The couple’s home, an old Victorian beside the office, underwent the biggest transformation. “It was Victorian in decoration only,” says McNeil. “There was nothing grand about it.” The ceilings were low, the rooms were claustrophobic and oddly shaped, and the natural light was minimal. “It was a shabby building that had almost no soul,” agrees Burnham.

It wasn’t until the Envelope A+D designers poked their heads into the hidden attic space that they breathed a sigh of relief: The home’s original bones—grand Douglas fir beams—were majestic. Burnham and his team knocked out the ceiling, exposing the gable overhead. Grannan and McNeil’s 12-year-old son took over the lofted bedroom created on the second story, accessed through a steep, narrow staircase.

The rest of the fir flooring and walls was similarly exposed, providing a stark contrast with the bands of matte gray paint running across the walls and floorboards. “At some points, it feels like a surreal stage set or an optical illusion,” says Burnham. A strip of gray runs diagonally from the front door and through the house, leading the way outdoors to a wild garden in back.

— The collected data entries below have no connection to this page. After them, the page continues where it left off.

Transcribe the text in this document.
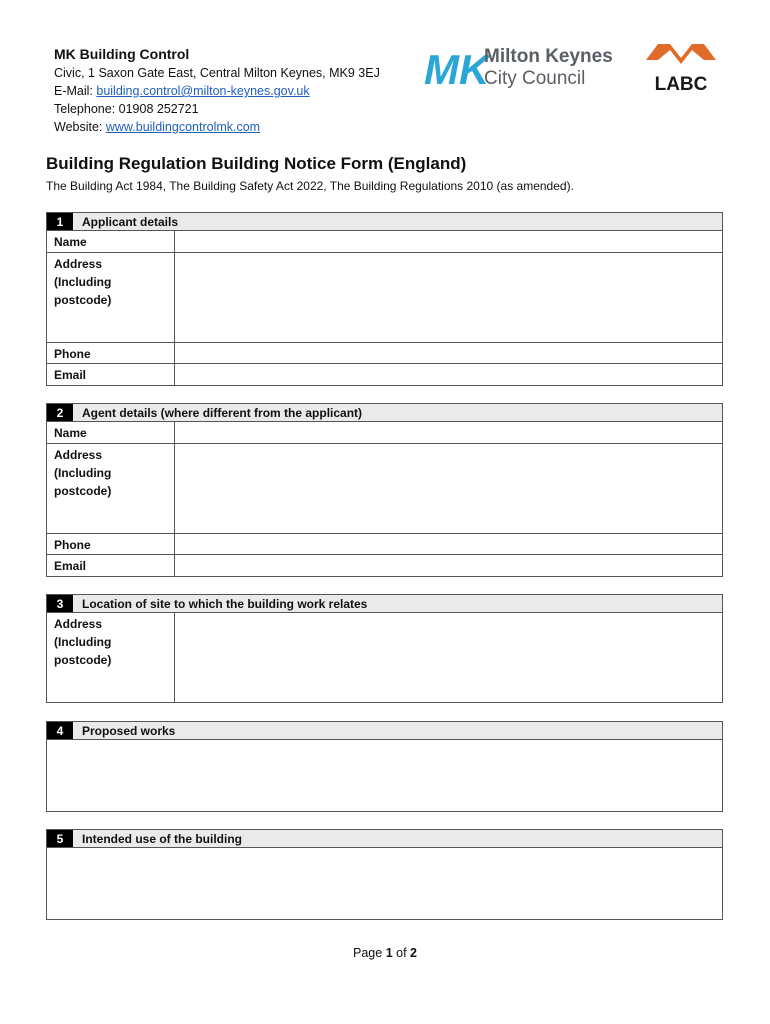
MK Building Control
Civic, 1 Saxon Gate East, Central Milton Keynes, MK9 3EJ
E-Mail: building.control@milton-keynes.gov.uk
Telephone: 01908 252721
Website: www.buildingcontrolmk.com
MK
Milton Keynes
City Council	LABC
Building Regulation Building Notice Form (England)
The Building Act 1984, The Building Safety Act 2022, The Building Regulations 2010 (as amended).
1	Applicant details
Name
Address
(Including
postcode)
Phone
Email
2	Agent details (where different from the applicant)
Name
Address
(Including
postcode)
Phone
Email
3	Location of site to which the building work relates
Address
(Including
postcode)
4	Proposed works
5	Intended use of the building
Page 1 of 2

Though the home’s material palette is muted, there are eye-popping interior design elements throughout, from a sleek, chrome corner shelf bearing the couple’s “notions and potions,” as McNeil calls them, to the fluorescent-yellow welding curtain circling the tub in the otherwise all-white kids’ bathroom. “The problem with traditional architecture is it can be very cold and unforgiving and not fun to live in,” says McNeil. “Douglas knows how to balance the right level of geometry, minimalism, and weirdness with warmth.”